Mir ist speiübel und in meinem Magen rumort es. Ob es dem Gerät viel ausmacht, wenn ich mich darauf übergebe?
>> Brauchst du eine Pause Prinzessin? << fragt Lennox und sieht mich mitfühlend an.
>> Nein, es geht schon. Hier sind auch einige Nachrichten. << sage ich mit zitternder Stimme. Henderson nimmt das Gerät in seine Hände und in diesem Moment bin ich nicht böse darüber. Ich habe keine Ahnung, ob ich es geschafft hätte, die Nachrichten zu öffnen. Er schaut noch einmal zu mir, um sich davon zu überzeugen, dass ich damit einverstanden bin. Ich nicke, nicht im Stande dazu, meine Stimme zu benutzen.
Er drückt die Nachrichten an und allein an seinem entsetzten Gesicht, kann ich ablesen, wie geschockt er von dem ist, was er sieht.
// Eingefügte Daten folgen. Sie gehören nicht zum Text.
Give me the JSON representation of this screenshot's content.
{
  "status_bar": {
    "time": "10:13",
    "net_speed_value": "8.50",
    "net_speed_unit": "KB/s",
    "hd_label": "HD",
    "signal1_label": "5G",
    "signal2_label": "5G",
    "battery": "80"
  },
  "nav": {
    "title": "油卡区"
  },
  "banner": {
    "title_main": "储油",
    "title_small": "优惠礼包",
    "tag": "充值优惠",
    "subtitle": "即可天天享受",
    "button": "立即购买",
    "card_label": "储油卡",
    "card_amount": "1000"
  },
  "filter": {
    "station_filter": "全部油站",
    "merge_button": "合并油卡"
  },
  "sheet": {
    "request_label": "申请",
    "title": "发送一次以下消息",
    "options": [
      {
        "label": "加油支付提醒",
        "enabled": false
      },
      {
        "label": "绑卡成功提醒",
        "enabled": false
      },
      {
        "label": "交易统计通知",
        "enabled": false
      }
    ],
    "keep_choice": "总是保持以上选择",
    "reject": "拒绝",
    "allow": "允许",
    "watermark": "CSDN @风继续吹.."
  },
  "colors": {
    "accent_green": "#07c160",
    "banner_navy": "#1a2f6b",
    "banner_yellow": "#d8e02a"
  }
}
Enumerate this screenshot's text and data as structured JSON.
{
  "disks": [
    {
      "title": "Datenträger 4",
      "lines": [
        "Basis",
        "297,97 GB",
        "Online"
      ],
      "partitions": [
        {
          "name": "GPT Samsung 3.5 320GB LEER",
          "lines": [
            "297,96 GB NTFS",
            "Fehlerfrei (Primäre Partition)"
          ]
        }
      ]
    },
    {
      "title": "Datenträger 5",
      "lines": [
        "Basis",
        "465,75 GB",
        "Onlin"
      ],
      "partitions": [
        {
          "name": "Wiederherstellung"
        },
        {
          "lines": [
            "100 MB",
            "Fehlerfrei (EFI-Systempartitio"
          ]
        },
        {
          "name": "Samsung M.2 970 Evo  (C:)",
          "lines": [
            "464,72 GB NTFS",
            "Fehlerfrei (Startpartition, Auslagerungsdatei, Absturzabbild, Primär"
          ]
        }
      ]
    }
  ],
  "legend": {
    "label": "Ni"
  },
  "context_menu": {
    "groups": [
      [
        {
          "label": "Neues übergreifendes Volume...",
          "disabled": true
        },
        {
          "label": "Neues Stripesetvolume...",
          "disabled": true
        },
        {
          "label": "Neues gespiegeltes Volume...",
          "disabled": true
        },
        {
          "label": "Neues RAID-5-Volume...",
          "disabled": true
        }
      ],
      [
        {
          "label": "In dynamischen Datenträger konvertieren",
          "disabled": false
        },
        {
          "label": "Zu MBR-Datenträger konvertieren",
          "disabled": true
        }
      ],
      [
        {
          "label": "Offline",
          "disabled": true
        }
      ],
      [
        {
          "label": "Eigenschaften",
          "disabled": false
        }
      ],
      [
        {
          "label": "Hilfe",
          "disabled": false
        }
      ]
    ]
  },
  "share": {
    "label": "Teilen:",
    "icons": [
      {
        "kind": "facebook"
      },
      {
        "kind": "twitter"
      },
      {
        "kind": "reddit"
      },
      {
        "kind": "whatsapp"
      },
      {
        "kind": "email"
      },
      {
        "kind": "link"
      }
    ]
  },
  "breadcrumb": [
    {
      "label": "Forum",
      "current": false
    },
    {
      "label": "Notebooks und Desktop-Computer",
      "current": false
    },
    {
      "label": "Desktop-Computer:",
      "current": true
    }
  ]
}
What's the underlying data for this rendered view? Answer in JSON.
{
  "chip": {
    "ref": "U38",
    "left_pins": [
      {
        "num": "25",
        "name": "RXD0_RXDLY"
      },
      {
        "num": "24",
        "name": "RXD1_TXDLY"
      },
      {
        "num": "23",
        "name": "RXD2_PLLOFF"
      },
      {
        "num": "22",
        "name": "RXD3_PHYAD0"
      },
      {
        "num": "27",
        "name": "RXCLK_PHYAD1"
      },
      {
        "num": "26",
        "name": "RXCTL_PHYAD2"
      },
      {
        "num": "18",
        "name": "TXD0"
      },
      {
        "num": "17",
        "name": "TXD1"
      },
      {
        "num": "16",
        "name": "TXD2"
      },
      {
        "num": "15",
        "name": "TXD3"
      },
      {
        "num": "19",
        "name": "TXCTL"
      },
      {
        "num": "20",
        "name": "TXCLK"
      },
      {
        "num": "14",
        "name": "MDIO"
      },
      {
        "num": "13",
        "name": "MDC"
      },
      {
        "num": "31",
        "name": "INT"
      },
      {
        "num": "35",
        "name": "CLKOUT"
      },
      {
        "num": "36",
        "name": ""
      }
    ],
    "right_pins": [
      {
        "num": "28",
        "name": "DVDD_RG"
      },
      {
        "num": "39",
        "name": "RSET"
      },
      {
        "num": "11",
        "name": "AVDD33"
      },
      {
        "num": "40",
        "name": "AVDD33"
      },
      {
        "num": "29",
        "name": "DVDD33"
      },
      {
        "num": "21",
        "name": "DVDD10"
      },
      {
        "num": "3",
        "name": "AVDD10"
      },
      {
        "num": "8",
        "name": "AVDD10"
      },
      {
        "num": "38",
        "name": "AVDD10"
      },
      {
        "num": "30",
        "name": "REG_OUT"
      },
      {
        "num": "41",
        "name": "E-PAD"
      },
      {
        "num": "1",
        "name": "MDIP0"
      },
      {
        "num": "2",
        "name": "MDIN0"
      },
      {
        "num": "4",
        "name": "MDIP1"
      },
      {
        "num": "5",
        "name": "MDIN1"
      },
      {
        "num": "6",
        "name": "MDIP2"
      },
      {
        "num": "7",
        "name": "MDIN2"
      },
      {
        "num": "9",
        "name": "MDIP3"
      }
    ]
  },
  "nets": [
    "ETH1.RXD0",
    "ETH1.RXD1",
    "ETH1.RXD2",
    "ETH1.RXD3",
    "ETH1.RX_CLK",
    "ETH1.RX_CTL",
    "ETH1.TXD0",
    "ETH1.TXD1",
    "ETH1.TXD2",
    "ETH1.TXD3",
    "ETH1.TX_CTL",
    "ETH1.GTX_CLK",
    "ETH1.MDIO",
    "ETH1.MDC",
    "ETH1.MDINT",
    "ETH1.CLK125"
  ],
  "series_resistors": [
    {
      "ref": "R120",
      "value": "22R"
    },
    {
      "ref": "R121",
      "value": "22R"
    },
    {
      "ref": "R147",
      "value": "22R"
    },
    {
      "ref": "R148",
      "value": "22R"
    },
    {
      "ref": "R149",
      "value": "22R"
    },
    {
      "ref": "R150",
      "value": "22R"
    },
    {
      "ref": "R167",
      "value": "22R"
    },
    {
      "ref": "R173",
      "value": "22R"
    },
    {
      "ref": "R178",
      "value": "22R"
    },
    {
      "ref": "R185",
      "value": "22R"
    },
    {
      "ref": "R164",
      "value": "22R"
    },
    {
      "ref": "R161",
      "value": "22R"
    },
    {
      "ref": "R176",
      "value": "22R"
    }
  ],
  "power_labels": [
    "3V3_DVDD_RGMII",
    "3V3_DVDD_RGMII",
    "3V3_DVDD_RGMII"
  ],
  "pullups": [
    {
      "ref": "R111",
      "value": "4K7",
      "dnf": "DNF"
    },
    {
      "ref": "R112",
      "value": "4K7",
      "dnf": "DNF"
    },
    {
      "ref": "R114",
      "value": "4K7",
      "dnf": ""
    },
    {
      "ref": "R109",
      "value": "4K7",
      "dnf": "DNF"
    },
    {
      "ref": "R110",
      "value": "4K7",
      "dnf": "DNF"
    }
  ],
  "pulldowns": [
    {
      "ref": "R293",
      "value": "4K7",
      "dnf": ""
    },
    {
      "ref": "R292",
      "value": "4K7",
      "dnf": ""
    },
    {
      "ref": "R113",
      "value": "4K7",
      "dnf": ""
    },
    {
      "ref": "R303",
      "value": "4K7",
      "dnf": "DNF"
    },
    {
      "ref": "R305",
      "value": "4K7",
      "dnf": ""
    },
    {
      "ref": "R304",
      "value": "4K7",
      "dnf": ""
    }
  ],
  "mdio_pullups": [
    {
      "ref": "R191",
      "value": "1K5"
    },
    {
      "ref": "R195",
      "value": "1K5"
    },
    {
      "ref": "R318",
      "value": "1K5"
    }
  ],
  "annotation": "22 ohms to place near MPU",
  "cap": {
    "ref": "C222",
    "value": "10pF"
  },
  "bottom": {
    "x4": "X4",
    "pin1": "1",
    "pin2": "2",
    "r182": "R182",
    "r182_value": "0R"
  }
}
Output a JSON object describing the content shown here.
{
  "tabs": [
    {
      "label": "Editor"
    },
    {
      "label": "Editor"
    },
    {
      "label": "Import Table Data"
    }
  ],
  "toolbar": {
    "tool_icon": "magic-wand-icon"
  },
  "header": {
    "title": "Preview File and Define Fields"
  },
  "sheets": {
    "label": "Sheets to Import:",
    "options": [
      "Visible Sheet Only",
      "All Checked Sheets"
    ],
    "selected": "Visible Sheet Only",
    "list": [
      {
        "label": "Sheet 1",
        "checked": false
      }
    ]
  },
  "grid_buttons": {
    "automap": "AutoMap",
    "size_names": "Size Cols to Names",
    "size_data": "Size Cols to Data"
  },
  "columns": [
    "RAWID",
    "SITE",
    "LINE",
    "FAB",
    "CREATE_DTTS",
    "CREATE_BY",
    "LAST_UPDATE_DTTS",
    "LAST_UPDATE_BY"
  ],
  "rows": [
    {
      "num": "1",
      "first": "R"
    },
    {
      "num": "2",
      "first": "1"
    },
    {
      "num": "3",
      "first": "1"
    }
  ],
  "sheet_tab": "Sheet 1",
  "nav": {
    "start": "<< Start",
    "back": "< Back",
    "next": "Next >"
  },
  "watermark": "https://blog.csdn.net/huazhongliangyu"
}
>> Wie schlimm ist es? << krächze ich, doch Henderson bleibt stumm.
Oh Gott, so schlimm?
Er schluckt schockiert und teilt einen Blick mit Lennox, der weiterhin über meinen Rücken streicht. Was auch immer er gerade gelesen hat, egal wie schlimm es ist, ich muss es sehen. Ich muss wissen, was vor sich geht.
Gerade, als ich nachdem Handy greifen will, steht Henderson auf und bewegt sich schnell einige Schritte weg, sodass er außerhalb meiner Reichweite ist. Lennox schiebt sich in Windeseile vor mich und sieht mich eindringlich an.
>> Du solltest dir das besser nicht ansehen. <<
Was? Natürlich sollte ich das. Was wenn dort ein Hinweis steht, den die anderen nicht deuten können? Ich muss das lesen.
>> Ich muss wissen was dort steht. Gib mir das Handy! << fordere ich Henderson auf, der unsicher zwischen mir und dem Gerät in seinen Händen, hin und herschaut.
>> Bist du sicher? Da stehen ein Paar sehr heftige Dinge und ich glaube, es wäre besser, wenn du dir das nicht antust. << versucht er mich davon abzuhalten, an den Inhalt der Nachrichten zukommen.
>> Ich bin mir sicher. <<
>> Prinzessin ich...<<
>> Gib mir mein beschissenes Handy. << befehle ich, mit überraschend fester Stimme und staune über mich selbst.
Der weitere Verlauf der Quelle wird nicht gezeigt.